The exploration of space by both nation states and private enterprise is continuing to grow as humankind seeks to understand the nature of the Universe and the origin of life, and to invent space based applications that benefit humanity. These activities are important for the future of the species, but we also need to see what is going on in space, a perspective that we don't get down on the surface of our planet. Sen believes that seeing space objects and missions with real video will help transform humanity's understanding of the nature of space and help communicate why space exploration is so important. Furthermore, like government activities on Earth, an independent media is an important part of the infrastructure of a democractic society—and particularly important when we become an interplanetary species in the coming decades as a result of the activities of nation states, international organisations and commercial enterprise.

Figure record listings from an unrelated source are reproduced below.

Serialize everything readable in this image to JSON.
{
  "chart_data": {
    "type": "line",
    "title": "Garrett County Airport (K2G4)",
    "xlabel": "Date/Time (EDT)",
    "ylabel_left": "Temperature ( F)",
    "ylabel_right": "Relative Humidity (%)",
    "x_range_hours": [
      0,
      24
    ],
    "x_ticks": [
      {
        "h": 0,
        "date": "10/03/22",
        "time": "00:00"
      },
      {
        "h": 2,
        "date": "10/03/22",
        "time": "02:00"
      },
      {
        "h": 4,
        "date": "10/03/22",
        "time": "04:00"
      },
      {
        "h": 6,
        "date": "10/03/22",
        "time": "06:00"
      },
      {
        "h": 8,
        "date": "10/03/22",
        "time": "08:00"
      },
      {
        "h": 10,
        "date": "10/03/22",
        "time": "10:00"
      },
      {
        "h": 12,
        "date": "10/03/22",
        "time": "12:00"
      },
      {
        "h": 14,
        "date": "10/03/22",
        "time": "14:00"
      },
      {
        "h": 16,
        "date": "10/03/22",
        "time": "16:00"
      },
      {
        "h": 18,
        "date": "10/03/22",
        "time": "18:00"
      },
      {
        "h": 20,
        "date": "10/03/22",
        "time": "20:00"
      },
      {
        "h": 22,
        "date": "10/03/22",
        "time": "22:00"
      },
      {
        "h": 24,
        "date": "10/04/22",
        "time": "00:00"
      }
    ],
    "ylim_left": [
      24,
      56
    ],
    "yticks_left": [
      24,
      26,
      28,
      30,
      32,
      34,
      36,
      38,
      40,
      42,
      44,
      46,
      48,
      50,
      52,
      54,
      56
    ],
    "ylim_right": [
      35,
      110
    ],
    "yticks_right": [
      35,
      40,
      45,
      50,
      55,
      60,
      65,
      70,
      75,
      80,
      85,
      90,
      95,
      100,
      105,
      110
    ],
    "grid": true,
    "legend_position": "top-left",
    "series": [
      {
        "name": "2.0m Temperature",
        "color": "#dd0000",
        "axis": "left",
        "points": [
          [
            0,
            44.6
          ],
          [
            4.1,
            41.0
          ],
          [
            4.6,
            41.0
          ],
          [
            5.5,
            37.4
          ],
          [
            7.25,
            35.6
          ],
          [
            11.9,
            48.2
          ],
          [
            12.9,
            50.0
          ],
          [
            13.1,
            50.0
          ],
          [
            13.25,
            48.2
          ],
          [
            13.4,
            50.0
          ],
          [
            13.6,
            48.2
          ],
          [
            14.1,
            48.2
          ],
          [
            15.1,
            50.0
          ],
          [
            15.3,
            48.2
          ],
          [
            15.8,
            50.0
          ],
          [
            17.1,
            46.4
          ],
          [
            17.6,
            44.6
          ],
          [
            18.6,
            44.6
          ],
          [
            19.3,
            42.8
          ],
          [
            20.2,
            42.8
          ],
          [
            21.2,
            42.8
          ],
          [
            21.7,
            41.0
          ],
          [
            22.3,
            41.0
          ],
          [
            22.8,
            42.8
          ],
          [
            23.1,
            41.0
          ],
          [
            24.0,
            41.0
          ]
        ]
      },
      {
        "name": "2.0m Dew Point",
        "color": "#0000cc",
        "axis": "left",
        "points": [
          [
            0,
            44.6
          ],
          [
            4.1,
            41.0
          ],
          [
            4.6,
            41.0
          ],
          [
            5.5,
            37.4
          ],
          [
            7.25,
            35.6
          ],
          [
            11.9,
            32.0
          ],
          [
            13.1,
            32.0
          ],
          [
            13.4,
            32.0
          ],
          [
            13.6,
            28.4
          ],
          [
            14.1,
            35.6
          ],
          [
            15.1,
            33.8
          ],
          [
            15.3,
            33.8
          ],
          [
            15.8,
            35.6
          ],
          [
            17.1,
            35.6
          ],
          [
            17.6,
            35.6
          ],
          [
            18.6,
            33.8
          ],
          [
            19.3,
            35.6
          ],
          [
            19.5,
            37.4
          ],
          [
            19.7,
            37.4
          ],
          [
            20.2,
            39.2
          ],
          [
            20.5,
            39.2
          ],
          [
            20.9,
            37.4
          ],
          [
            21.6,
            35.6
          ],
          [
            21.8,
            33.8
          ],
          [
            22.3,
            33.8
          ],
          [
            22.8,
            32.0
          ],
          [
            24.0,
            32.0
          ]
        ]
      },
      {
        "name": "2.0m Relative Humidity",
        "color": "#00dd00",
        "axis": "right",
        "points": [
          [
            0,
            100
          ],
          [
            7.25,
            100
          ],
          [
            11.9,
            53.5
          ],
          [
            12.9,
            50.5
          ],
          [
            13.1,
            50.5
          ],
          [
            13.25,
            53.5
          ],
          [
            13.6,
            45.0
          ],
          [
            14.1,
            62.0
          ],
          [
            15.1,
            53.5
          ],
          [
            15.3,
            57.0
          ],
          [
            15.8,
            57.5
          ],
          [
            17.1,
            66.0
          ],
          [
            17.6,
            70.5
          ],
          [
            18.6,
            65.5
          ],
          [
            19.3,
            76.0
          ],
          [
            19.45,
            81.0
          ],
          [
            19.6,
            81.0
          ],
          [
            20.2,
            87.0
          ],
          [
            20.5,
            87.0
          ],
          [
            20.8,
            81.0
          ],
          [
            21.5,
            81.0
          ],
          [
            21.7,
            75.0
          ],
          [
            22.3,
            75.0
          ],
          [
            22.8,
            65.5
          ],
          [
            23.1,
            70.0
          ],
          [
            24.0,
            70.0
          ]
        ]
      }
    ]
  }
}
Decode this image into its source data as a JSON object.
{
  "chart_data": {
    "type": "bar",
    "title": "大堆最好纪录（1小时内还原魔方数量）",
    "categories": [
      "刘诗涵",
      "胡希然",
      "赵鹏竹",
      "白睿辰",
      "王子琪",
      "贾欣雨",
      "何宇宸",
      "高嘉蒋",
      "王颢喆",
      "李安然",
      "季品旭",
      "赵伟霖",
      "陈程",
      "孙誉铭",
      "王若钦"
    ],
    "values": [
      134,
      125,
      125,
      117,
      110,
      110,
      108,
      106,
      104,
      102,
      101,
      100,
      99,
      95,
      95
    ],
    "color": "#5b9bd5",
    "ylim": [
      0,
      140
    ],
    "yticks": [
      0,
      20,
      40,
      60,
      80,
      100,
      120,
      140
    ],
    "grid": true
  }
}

Sen's vision is to build a space television network generating its own original content, filming space objects and events with a network of video camera satellites which extends from Earth's orbit to deep space destinations. Our unique imaging data will be sold to space agencies and commercial space operators, as well as schools and consumers.
Our distribution model is online as internet TV.
Our approach is to imagine, design, build, test and launch a fleet of space video cameras that create a network throughout the Solar System, filming human and robotic space exploration missions, as well as space objects—planets, moons, asteroids and comets—in our Solar System, and one day beyond.
Space television will be a unique video data set for the multi-billion dollar space economy as it expands activities beyond Earth to the Moon and Mars over the coming decades. Our missions will also capture inspiring films that will give humanity a new perspective of space—and of Earth’s place in the Universe.
We have started building prototypes of our hardware and flight software and plan to launch of our first cameras in late 2017 or early 2018 when we will release our first space videos. Thereafter we will continue to build a fleet of TV camera satellites, focusing on the Earth-Mars region during our first decade. We will be there filming the first crews arriving on Mars.